Evaluation and validation of models.

In order to evaluate the goodness of fit of the TMs and MMs, the coefficient of determination (R²), bias factor (B_f), and accuracy factor (A_f) were calculated by using equations 5, 6, and 7 (17). The primary TMs were compared to the primary MMs through analysis of R², LT, IR, IV, and FV values using one-way analysis of variance (ANOVA). To validate the MMs, the secondary MM was compared with a secondary validation model that was built by conducting a replication experiment with a new batch of harvested Eastern oysters using the same inoculation and storage processes. To validate the TMs, the fitted secondary TM of V. parahaemolyticus was compared with a model previously published by Fernandez-Piquer et al. (4). Differences between predicted IR data in the secondary models and validation models were evaluated by using one-way ANOVA, B_f, and A_f as follows:

$$R^2=1-\frac{\sum _{i=1}^n{(\text{predicted}-\text{observed})}^2}{\sum _{i=1}^n{(\text{observed}-\text{mean})}^2}$$ (5)

$$\text{Bias factor}={10}^{\left(\frac{\sum {\log }_{10}(\text{predicted/observed})}{n}\right)}$$ (6)

$$\text{Accuracy factor}={10}^{\left(\frac{\sum |{\log }_{10}(\text{predicted/observed})|}{n}\right)}$$ (7)

where n represents the number of observations and “predicted,” “observed,” and “mean” represent the predicted values, observed values, and average values, respectively.

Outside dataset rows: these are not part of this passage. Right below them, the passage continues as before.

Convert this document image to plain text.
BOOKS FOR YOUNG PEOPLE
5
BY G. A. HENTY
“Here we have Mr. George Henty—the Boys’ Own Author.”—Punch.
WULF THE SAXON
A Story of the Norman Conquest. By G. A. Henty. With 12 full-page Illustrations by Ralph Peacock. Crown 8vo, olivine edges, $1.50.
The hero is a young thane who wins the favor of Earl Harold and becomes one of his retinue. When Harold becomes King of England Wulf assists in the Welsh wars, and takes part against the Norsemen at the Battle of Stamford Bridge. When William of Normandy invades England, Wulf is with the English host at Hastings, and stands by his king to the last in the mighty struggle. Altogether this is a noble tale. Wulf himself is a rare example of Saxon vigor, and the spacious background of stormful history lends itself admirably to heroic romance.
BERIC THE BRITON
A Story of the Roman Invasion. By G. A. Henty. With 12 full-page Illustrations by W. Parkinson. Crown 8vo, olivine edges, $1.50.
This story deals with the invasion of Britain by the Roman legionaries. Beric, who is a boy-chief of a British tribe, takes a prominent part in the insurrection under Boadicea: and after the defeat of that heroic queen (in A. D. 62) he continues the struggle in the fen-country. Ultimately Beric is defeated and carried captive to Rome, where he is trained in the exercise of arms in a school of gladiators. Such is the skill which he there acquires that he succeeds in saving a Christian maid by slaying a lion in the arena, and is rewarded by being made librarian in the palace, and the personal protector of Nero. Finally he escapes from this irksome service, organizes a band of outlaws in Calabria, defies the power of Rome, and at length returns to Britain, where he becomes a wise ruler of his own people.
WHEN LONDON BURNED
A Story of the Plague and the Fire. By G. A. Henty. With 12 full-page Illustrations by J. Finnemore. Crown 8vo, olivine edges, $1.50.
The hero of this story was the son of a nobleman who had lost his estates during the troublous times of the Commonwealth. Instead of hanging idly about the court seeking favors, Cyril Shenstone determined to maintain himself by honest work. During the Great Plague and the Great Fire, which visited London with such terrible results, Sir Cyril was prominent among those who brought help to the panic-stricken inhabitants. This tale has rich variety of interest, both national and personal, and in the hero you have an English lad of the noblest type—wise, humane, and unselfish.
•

In this study, R² greater than 0.8 for the predictive models was considered representative of a good fitting performance (55). B_f and A_f were calculated to evaluate the goodness of fit of the primary models and to validate the secondary models. B_f measures the relative average deviation of predicted and observed values. A_f indicates the spread of the results around the predicted values. The 1.0 ≤ B_f ≤ A_f ≤ 1.1 range was defined as a satisfactory limit (17).

Statistical analysis.

One-way ANOVA was applied using OriginPro 8.0 software (OriginLab Corporation, Northampton, MA, USA) to compare the different predictive models. P < 0.05 was regarded as representative of a statistically significant difference between models (4, 13, 29).